Normally our hospital challenge days go really well; but this week not so!I have learnt a few things the hard way, like when our trains were all screwed up and it took an hour longer than normal to get to the hospital. This week I learnt something new – ALWAYS take a spare set of clothes for your child, no matter how old they are!
Aars vommed pretty violently all over himself covering his T-shirt and jeans and I didn’t have any spare clothes for him.
So here is my hospital challenge day checklist, especially if you think it is going to be a challenge – like white fish and chickpeas were for us!
- Any food the hospital has asked you to provide for the food challenge
- A promise of a reward at the end of the day/weekend if they make it through the challenge
- Scrummy snacks to enjoy after completing each part of the challenge – as a reward – but NOT too filling!
- Food you know your child likes, to hide the taste of the challenge food. We tend to use flat bread and tomato ketchup and need to do it bit by bit – not a huge sarnie, but in bite-sized bits with a bit of the challenge food (e.g. 1 chickpea) wrapped in a tiny piece of flatbread with a drop of ketchup on. Otherwise Aars just eats the bread from around the challenge food. The most bizarre disguise we saw was when a child absolutely would not try a prawn. Her mum popped down to M&S bought some chocolate profiteroles which she then hid the prawns in! The daughter happily wolfed them down! Whatever works!

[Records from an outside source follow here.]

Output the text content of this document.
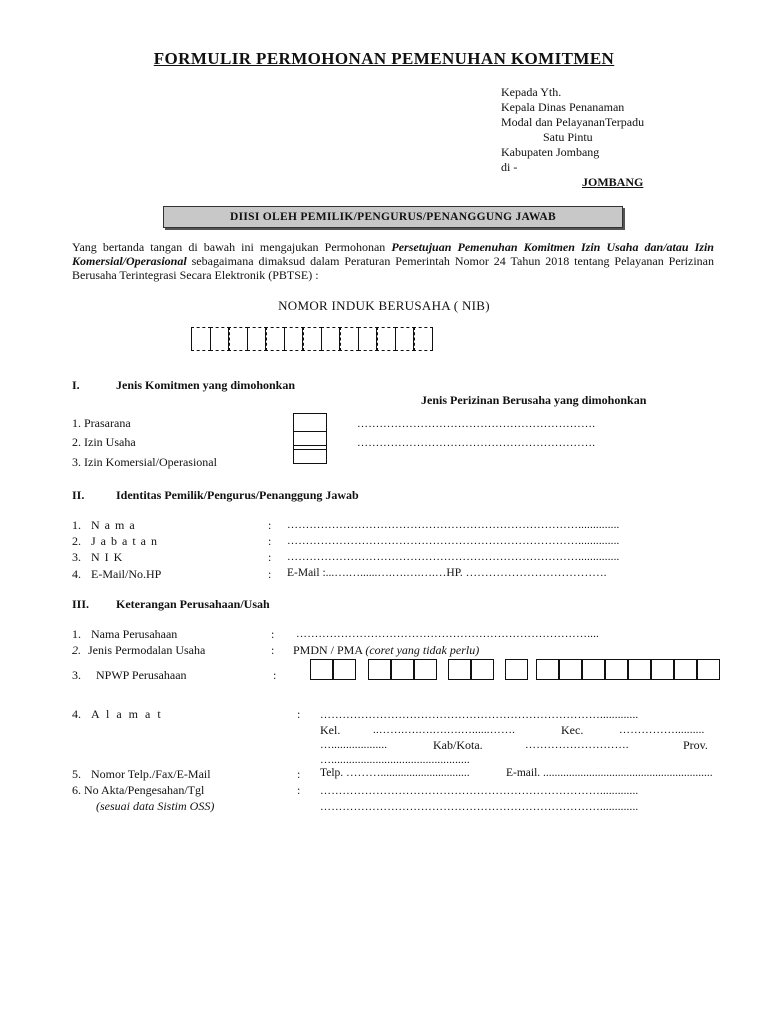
FORMULIR PERMOHONAN PEMENUHAN KOMITMEN
Kepada Yth.
Kepala Dinas Penanaman
Modal dan PelayananTerpadu
Satu Pintu
Kabupaten Jombang
di -
JOMBANG
DIISI OLEH PEMILIK/PENGURUS/PENANGGUNG JAWAB
Yang bertanda tangan di bawah ini mengajukan Permohonan Persetujuan Pemenuhan Komitmen Izin Usaha dan/atau Izin Komersial/Operasional sebagaimana dimaksud dalam Peraturan Pemerintah Nomor 24 Tahun 2018 tentang Pelayanan Perizinan Berusaha Terintegrasi Secara Elektronik (PBTSE) :
NOMOR INDUK BERUSAHA ( NIB)
I.	Jenis Komitmen yang dimohonkan
Jenis Perizinan Berusaha yang dimohonkan
1. Prasarana	……………………………………………………….
2. Izin Usaha	……………………………………………………….
3. Izin Komersial/Operasional
II.	Identitas Pemilik/Pengurus/Penanggung Jawab
1. N a m a	: ……………………………………………………………………..............
2. J a b a t a n	: ……………………………………………………………………..............
3. N I K	: ……………………………………………………………………..............
4. E-Mail/No.HP	: E-Mail :...….…......….….….….…HP. ……………………………….
III. Keterangan Perusahaan/Usah
1. Nama Perusahaan	: ……………………………………………………………………....
2. Jenis Permodalan Usaha	: PMDN / PMA (coret yang tidak perlu)
3. NPWP Perusahaan	:
4. A l a m a t	: ………………………………………………………………….............
Kel.	..…….….….….….…......…….	Kec.	……………..........
…...................	Kab/Kota.	……………………….	Prov.
…...............................................
5. Nomor Telp./Fax/E-Mail	: Telp. ………...............................	E-mail. ...........................................................
6. No Akta/Pengesahan/Tgl	: ………………………………………………………………….............
(sesuai data Sistim OSS)	………………………………………………………………….............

- Water to help get the new food down
- Something to distract your child and calm them while they eat the challenge food – relaxing music on your iPod WITH headphones is a good one.
- A good book/magazine/games whilst they wait between the challenge stages otherwise they are gonna get bored – it’s a looooong day (hospital challenge days & allergy clinics are the only time Aars has unlimited screen time)
- A spare set of clothes incase they puke 🙁
- Wet-wipes to clean up as much of the mess as possible
- Plastic bag for puked clothes to go in
I think it’s important that you appear calm and confident too! Leave lots of time for travel so that you are not stressed about getting there on time. It is a big mental shift for your child to try a food that historically has made them very ill and so it’s vital as parents to be (or seem) relaxed, affirming and encouraging. I have to say that I didn’t help the situation this time at the challenge day as I was pretty shocked by the amount of whole chickpeas Aars was expected to eat at the final stage!
We have to travel a long way to get to the hospital, it takes 2 hours each way IF all the trains are running on time… so even if it all goes well it’s a long and tiring day. Thus for all the challenge days we had during term time last year (and there were many) – we ensured that they were on a Friday so he would be able to relax the next day. Because we were going to hospital for challenge days pretty much every Friday in the Autumn term, his school provided us with all his work for the day. We did most of it on the train journey in, and at the very start of his appointment, when the food is on his lip and the tiny amount of the first oral challenge. After that he was able to enjoy his iPad and tunes.
The food challenge days are really worth enduring! They have enabled us to introduce so many foods into Aars diet as he has been losing others due to the Silver Birch Pollen cross-reactions. Also we have been really blessed by the lovely team at the Royal Free who know the children really well and genuinely care about them. I will never forget the shock/wonder/awe I felt when Aars had his first ever food challenge less than a year ago. It was baked milk (a nibble of a malted milk biscuit) and he was fine!!!! I could NOT believe it! It was incredible – so there are really lovely and good experiences in there too.
Peace to you as you journey this path of progress with your child avoiding anaphylaxis.